Первым результатом личного и близкого знакомства еп. Иоанна (Булина) с работой Движения стало обращение его летом 1929 г. к о. Сергию Четверикову с предложением занять должность духовника обители и оставить служение в РСХД. Возможно, что предложение это было весьма приятно о. Сергию, но принять его сразу же он не счел возможным:

«Urry (per Suévigny) Guérigny

Monpertuis du Sué

1929.8.IX

Ваше Преосвященство,

Глубокоуважаемый и дорогой Владыко! Большое Вам спасибо за Вашу любовь и доброе слово. Я Движение очень люблю, люблю молодежь, его составляющую, верю, что оно может иметь большое значение для России. Я вижу в нем одно из самых живых и отрадных явлений нашей зарубежной жизни. Я понимаю свою задачу в нем, как человека, приставленного к охранению и углублению в нем Православного Духа и любви к Православной Церкви. До сих пор между нами нет никакого разъединения. И потому я не оставлю Движения до тех пор, пока у меня будет оставаться хоть немного сил работать в нем, или пока я не увижу человека, которому я мог бы спокойно передать его. Если Бог поможет, я не оставлю моей работы до будущего лета, а дальше, как Бог даст.

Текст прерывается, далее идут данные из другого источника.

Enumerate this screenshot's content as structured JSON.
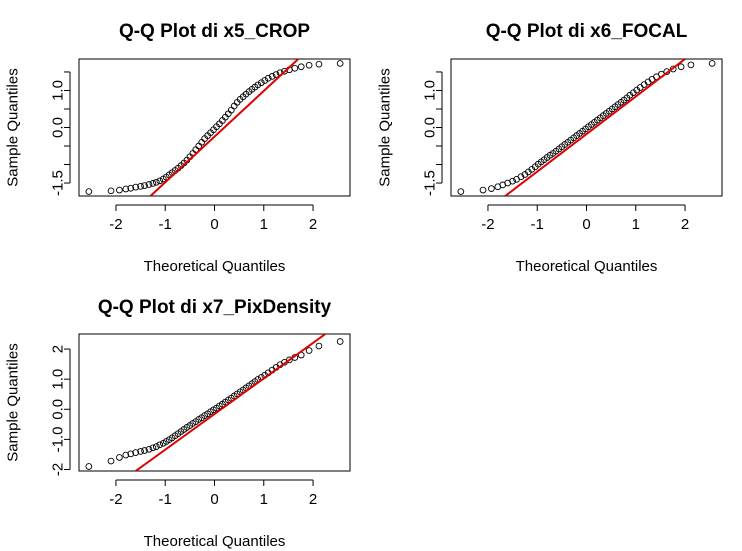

И если Господь судит мне остаток моей жизни провести в стенах Вашей Святой обители, это будет для меня самым отрадным завершением моего земного бытия. Только Вы не возлагайте на меня преувеличенных надежд. Старчествовать я, конечно, не смогу: у меня для этого нет никакого опыта, никакой школы. Я был бы похож на того Старца, о котором о. Анатолий Опт[инский] сказал: „заставь кучера плести кружева: он такое наплетет, что и десятки опытных мастеров не распутают“.

Моим делом может быть только молитва и богослужение. Может быть, в обители научусь молиться, как следует.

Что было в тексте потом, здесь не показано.